En efecto, la pandemia nos ha dejado importantes lecciones de comunicación. Pero no son las que se están contando: falta de planificación, portavoces no suficientemente profesionales, improvisación de mensajes, etc. Lo que los profesionales de la comunicación hemos podido comprobar es que el rey al que habíamos coronado estaba desnudo, y que el relato sin información y sin verdad es el peor estilo de comunicación posible, sobre todo en una crisis sanitaria. Que la entrega en brazos del storytelling, especialmente en contextos en los que la comunicación se pone a prueba, es garantía de fracaso, y no es extraño que lo sea, porque es una desnaturalización absoluta del espíritu original de esa disciplina surgida con el nombre de relaciones públicas en Estados Unidos a principios del siglo XX.
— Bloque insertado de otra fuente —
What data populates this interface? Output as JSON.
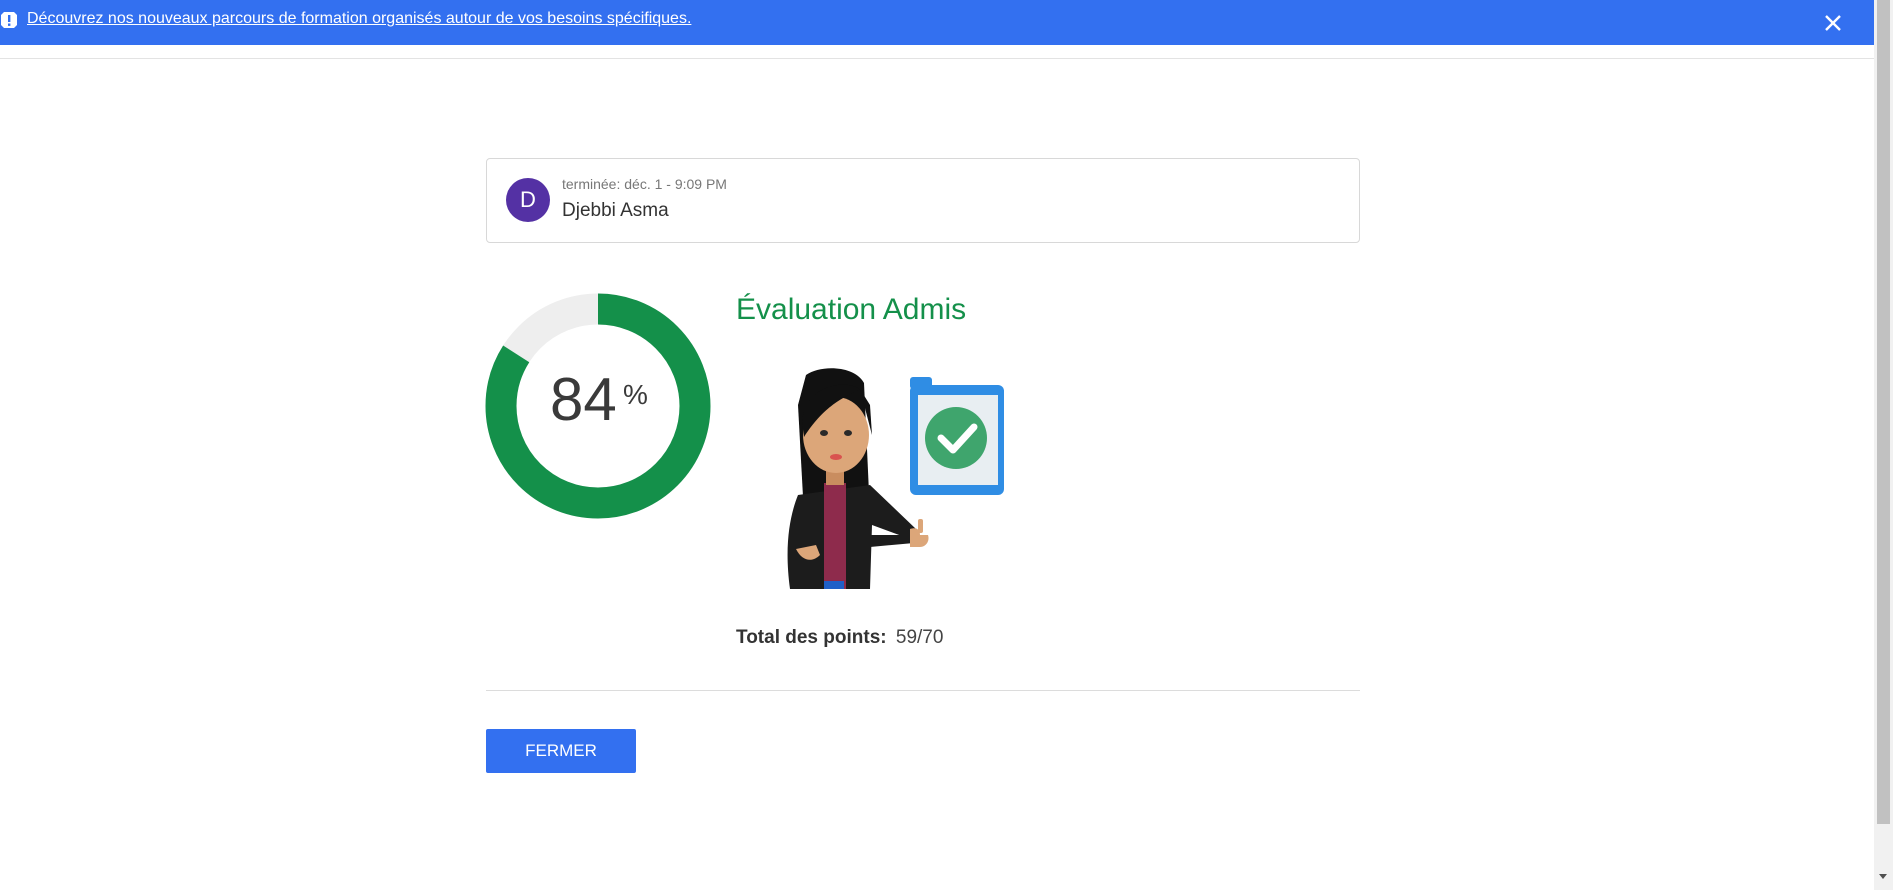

Naturalmente, los intereses políticos han podido influir en los problemas de comunicación de la pandemia. Pero, como profesionales, creo que esta crisis sanitaria nos invita a la reflexión sobre si realmente la deriva de la comunicación actual es adecuada o nos aleja de la autenticidad, simplicidad y transparencia informativa que constituían los principios fundacionales de nuestra disciplina. Sobre si el branded content (¿se imaginan un contenido patrocinado como respuesta de comunicación a una crisis sanitaria?) es una evolución o una involución cercana al gran horror del publirreportaje. Concedo que la respuesta no sea ni blanco ni negro. Pero desde luego me niego a sacralizar el relato y a conceder cualquier relevancia al propósito. Hannah Arendt lo explicó muy bien y todos los dircoms los entenderíamos si sustituyéramos las skills por la filosofía: las intenciones necesitan oscuridad para ser auténticas. La visibilidad automáticamente traslada la misión al territorio de la sospecha, convirtiéndola en dudosa (y casi deshonesta). Por eso, en contra de lo que decía Sinek, hay que explicar lo que hacemos, mucho antes de por qué lo hacemos. Y, por eso, sobre todo, lo que nunca hay que hacer es inventarse una misión grande a la que atribuirle unos hechos pequeños.
Cicerón, el gran maestro romano de la oratoria, utilizaba un concepto en el que podemos encontrar la clave: el decorum, cuya traducción más apropiada es “lo conveniente”. Adaptar el estilo a lo que pide el lugar y la situación. Y de lo que no me cabe la menor duda es que esta pandemia demandaba más información que relato, más austeridad que grandilocuencia, más humildad que autobombo. O sea, exactamente lo contrario de lo que hemos tenido, quizás por razones políticas, pero probablemente también porque ese es el estilo que predomina, en contradicción clamorosa con los rasgos esenciales y diferenciadores de esa disciplina llamada comunicación/relaciones públicas.